Walkability - Building cities for people too

ADB director for urban development and water Amy Leung highlights how cities can become more sustainable, liveable, and profitable by meeting the needs of pedestrians.

cuba boulevard
A commercial and recreational boulevard in Santa Clara, Cuba, where cars are not allowed. Providing safe and accessible spaces for pedestrians makes cities more sustainable and is good for business. Image: rmnoa357 / Shutterstock.com

With the urban population swelling the world over, it makes sense that we start—or go back to—designing cities for people too. People are a city’s principal raison d’etre. Cities therefore should be designed or redesigned to address one aspect that is at a more personal level for residents to make it greener: walkability. 

In megacities like Manila or Jakarta, it is crucial to have sustainable, well-planned, clean, and affordable public transport. However, we must remember that while making a city more walkable makes it more livable and attractive, it also encourages the use of, and requires the availability of, sustainable public transport.

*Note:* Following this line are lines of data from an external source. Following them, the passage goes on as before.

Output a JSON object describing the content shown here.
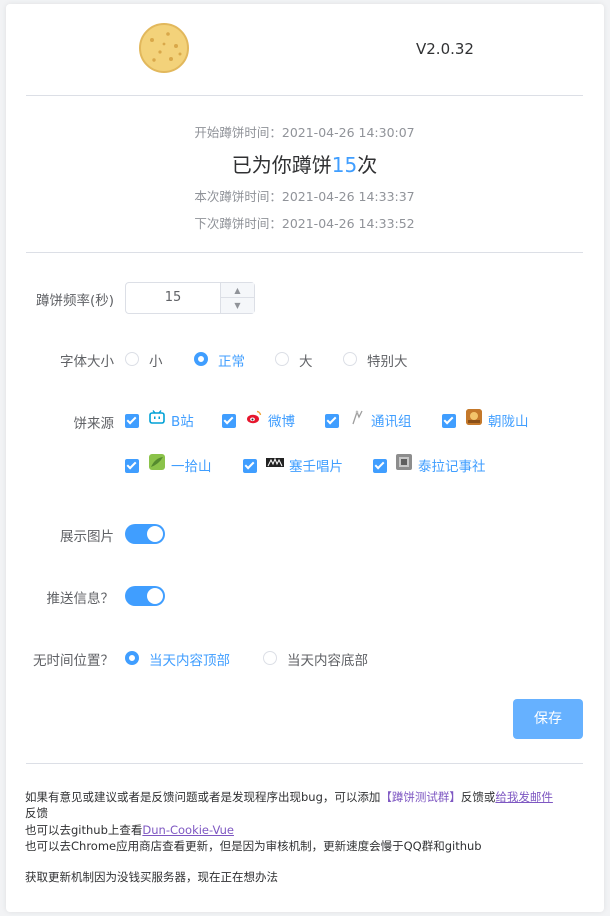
{
  "header": {
    "version": "V2.0.32"
  },
  "stats": {
    "start_label": "开始蹲饼时间：",
    "start_time": "2021-04-26 14:30:07",
    "headline_prefix": "已为你蹲饼",
    "headline_count": "15",
    "headline_suffix": "次",
    "this_label": "本次蹲饼时间：",
    "this_time": "2021-04-26 14:33:37",
    "next_label": "下次蹲饼时间：",
    "next_time": "2021-04-26 14:33:52"
  },
  "form": {
    "frequency": {
      "label": "蹲饼频率(秒)",
      "value": "15"
    },
    "font_size": {
      "label": "字体大小",
      "options": [
        "小",
        "正常",
        "大",
        "特别大"
      ],
      "selected": "正常"
    },
    "sources": {
      "label": "饼来源",
      "items": [
        {
          "name": "B站",
          "checked": true,
          "icon": "bilibili-icon",
          "color": "#00a1d6"
        },
        {
          "name": "微博",
          "checked": true,
          "icon": "weibo-icon",
          "color": "#e6162d"
        },
        {
          "name": "通讯组",
          "checked": true,
          "icon": "telegram-group-icon",
          "color": "#9e9e9e"
        },
        {
          "name": "朝陇山",
          "checked": true,
          "icon": "chaolongshan-icon",
          "color": "#d08a2e"
        },
        {
          "name": "一拾山",
          "checked": true,
          "icon": "yishishan-icon",
          "color": "#7cc243"
        },
        {
          "name": "塞壬唱片",
          "checked": true,
          "icon": "siren-records-icon",
          "color": "#222222"
        },
        {
          "name": "泰拉记事社",
          "checked": true,
          "icon": "terra-journal-icon",
          "color": "#8d8d8d"
        }
      ]
    },
    "show_image": {
      "label": "展示图片",
      "on": true
    },
    "push_info": {
      "label": "推送信息？",
      "on": true
    },
    "no_time_position": {
      "label": "无时间位置？",
      "options": [
        "当天内容顶部",
        "当天内容底部"
      ],
      "selected": "当天内容顶部"
    },
    "save_label": "保存"
  },
  "footer": {
    "line1_text": "如果有意见或建议或者是反馈问题或者是发现程序出现bug，可以添加",
    "group_link": "【蹲饼测试群】",
    "line1_mid": "反馈或",
    "mail_link": "给我发邮件",
    "line1_end": "反馈",
    "line2_text": "也可以去github上查看",
    "github_link": "Dun-Cookie-Vue",
    "line3_text": "也可以去Chrome应用商店查看更新，但是因为审核机制，更新速度会慢于QQ群和github",
    "line4_text": "获取更新机制因为没钱买服务器，现在正在想办法"
  },
  "colors": {
    "accent": "#409eff",
    "button": "#66b1ff"
  }
}
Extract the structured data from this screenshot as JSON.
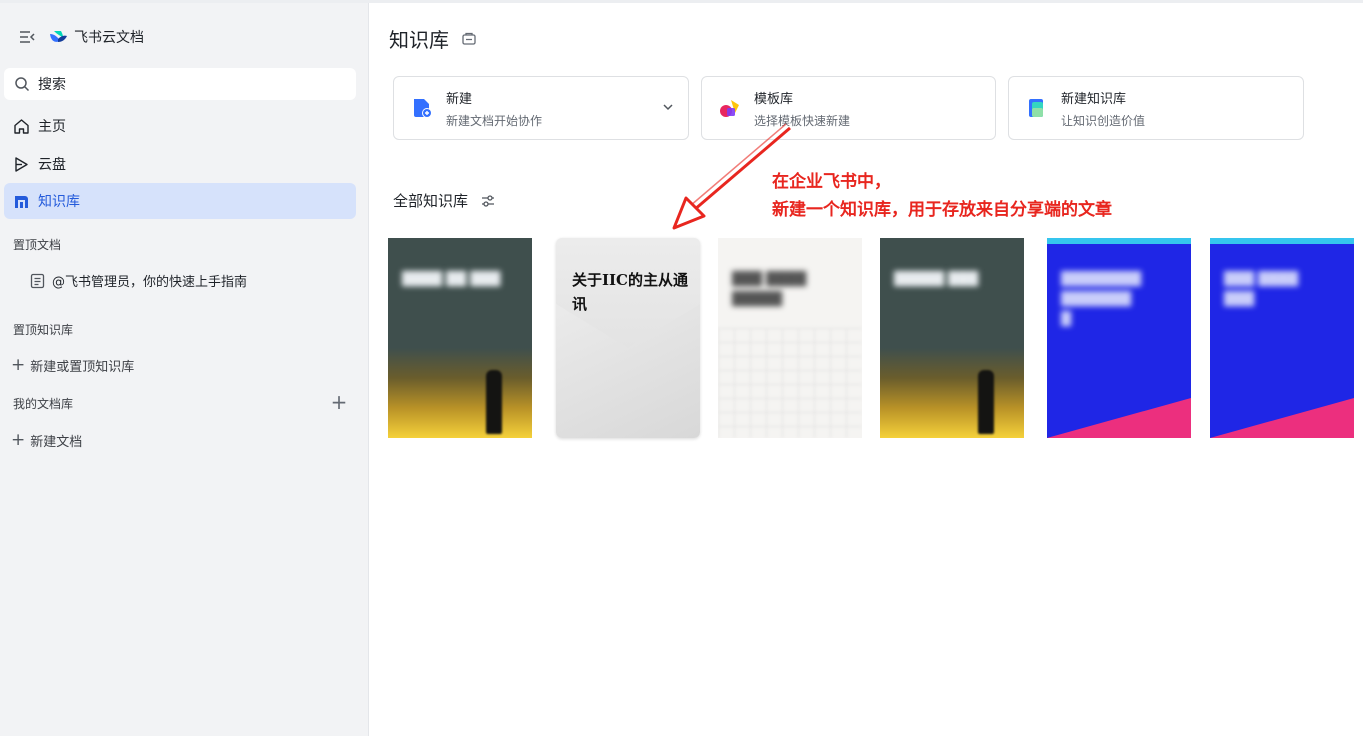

But what is walkability? Is a city’s availability of sidewalks enough to say it is walkable? Add a few green spaces—is it then walkable?  How about disability access and safety? Would a high-density city with no gaps as far as accessibility (i.e., sidewalks and disability access don’t end abruptly) between home, retail, and work areas by foot or public transport make it walkable if there remains a high incidence of pedestrians hit by cars each day? Travel and mobility should be a pleasant part of the landscape, rather than forcing pedestrians across multiple lanes of fast-moving traffic, for example.

In Asia, many of its cities have paid little attention to the demand and availability of pedestrian facilities. In the Philippines, while about 2 million Filipinos own private vehicles, the remaining 98 million who cannot afford cars—or choose not to have one—have no other choice but to walk, cycle, or take public transport. Unfortunately, while there is a lack of proper sidewalks, public transportation is also unsafe, inconvenient, crowded, and unreliable. This lack of walkability hardly makes any city inclusive, green, livable, or sustainable. 

A city designed with the human foot in mind is also designed with people’s needs in mind. Increased walkability helps improve resource responsibility, safety, physical fitness, and social interaction. The social interaction then leads to communities that are thriving, livable, and sustainable, providing residents with safe transportation choices and improved quality of life. 

While increasing the number of clean, safe parks, sustainable public transport, recreational facilities, shops, and services have proven to increase daily walking and, consequently, healthier lifestyles, walkability serves businesses a great deal of good too.

While increasing the number of clean, safe parks, sustainable public transport, recreational facilities, shops, and services have proven to increase daily walking and, consequently, healthier lifestyles, walkability serves businesses a great deal of good too. Businesses can take advantage of increased pedestrian traffic. Providing clean, safe sidewalks increases the number of pedestrians in a business district, encourages leisurely browsing, and leads to unplanned purchases which are good for local merchants. 

Such was the case in Pune, India, where Mahatma Gandhi Road was converted to a vehicle-free walking plaza from 4 p.m. to 6 p.m. on Saturdays and Sundays. The city resurfaced the road and brought in streetlights, footpaths, and beautification. The once congested commercial road now bustled with between 10,000 and 20,000 pedestrians each weekend where families and children could play, move, and chat along the plaza. 

Businesses previously against the walking plaza—because their business on Saturdays initially dropped by 80 per cent—eventually began to attract more business than they had prior to the road closure. Sound and air pollution also decreased between 40 per cent and 50 per cent, according to a 2013 study on “Green Urbanism in Asia.” Now there’s a good use of space: livable, sustainable, and inclusive—for people, not cars.

There is an old Native American proverb that says, “We do not inherit the earth from our ancestors, we borrow it from our children.” Keeping this in mind, there is only one gauge that should apply when determining if a city is walkable or not: Is it safe for our children? Are there safe parks or plazas for kids to play? Can they walk to and from school, parks, and public transport safely? Is the air safe to breathe? Can parents be confident enough to roam the city with a child in a stroller? If so, then it is safe, livable, and inclusive for everyone, and everyone benefits. Once the streets are safe for children, it attracts more families, more people, and more business. 

If cities can shift their focus back to people’s quality of life, the rest, such as economic growth, usually follows.